The babies of diabetic mothers are also at risk of being unusually large, making delivery difficult. Infants of diabetic mothers are also more prone to metabolic problems as newborns, and often have difficulty keeping their blood sugar levels normal after birth. These infants are also at increased risk of childhood obesity.

Another complication from obesity is high blood pressure. Chronic high blood pressure can cause less than optimal blood flow to the fetus, resulting in it being abnormally small, and increases the risk of developing pre-eclampsia (high blood pressure, fluid retention, and abnormal kidney function). In addition, obese women are more likely to develop sleep apnea (which can increase blood pressure), infections after Cesarean delivery, and blood clots, Dr. Chen says. The risk of stillbirth also increases.

Delivery challenges
If a woman is having a big baby, labor and delivery can be problematic and she may require a Cesarean section (C-section). When a fetus is large because the mother is diabetic, it is more likely to have large shoulders, making delivery difficult and possibly resulting in damage to the nerves in the baby's shoulders, arms, and hands. In general, obese pregnant women are more likely to need a C-section due to pregnancy complications or obstructed labor.

A C-section, however, also brings increased risks for obese women, such as serious bleeding complications or poor wound healing. It can be more difficult to give epidural anesthesia to an obese woman for pain relief, therefore, she may need to be put to sleep for the C-section. But, administering general anesthesia can be tricky and it is more likely to result in complications or even death, Dr. Chen explains.

Ultimately, "It's better to try to control fetal size with diet and exercise during pregnancy, and then let the patient go into labor naturally," Dr. Wenstrom notes. "Inducing labor increases the need for a C-section."

Suggested treatments
When looking to get pregnant, losing just 20 or 30 pounds can make an important difference, says Dr. Wenstrom. If a woman is infertile because of obesity, it is better to try and lose weight before attempting in vitro fertilization.

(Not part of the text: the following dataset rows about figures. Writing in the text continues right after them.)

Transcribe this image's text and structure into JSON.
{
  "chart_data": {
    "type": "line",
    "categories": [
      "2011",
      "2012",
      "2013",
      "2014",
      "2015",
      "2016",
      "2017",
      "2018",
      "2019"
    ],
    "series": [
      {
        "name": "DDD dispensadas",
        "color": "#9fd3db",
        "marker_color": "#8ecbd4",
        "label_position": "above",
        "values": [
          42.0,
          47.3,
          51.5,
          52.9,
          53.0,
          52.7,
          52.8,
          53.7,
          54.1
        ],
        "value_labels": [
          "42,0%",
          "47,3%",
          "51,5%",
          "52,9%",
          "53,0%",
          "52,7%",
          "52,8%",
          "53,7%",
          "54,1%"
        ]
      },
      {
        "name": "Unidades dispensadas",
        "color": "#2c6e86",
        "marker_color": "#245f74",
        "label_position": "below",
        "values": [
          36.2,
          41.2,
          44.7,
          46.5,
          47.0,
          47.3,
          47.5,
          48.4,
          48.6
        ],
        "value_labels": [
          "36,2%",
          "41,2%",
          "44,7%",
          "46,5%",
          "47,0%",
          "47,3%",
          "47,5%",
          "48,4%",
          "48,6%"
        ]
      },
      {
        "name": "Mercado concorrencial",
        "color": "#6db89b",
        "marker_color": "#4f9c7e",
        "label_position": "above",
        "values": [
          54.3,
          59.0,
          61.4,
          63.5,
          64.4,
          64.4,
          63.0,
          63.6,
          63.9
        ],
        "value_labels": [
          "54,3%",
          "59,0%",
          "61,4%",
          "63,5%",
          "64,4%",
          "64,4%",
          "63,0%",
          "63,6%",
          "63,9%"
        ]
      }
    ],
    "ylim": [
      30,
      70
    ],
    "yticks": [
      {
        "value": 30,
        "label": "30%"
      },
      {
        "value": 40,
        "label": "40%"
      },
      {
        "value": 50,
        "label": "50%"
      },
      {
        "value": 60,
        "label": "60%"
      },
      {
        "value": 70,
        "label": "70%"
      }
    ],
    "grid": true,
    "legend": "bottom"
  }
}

"Once an obese woman is pregnant, she doesn't need to gain a lot of weight as long as the fetus is growing," Dr. Wenstrom says. Eating a healthier, balanced diet during pregnancy can help to avoid excessive weight gain. Pregnant women should also do a regular low-impact exercise such as walking or swimming.

Prenatal care is especially important, so any medical conditions that develop can be treated early on.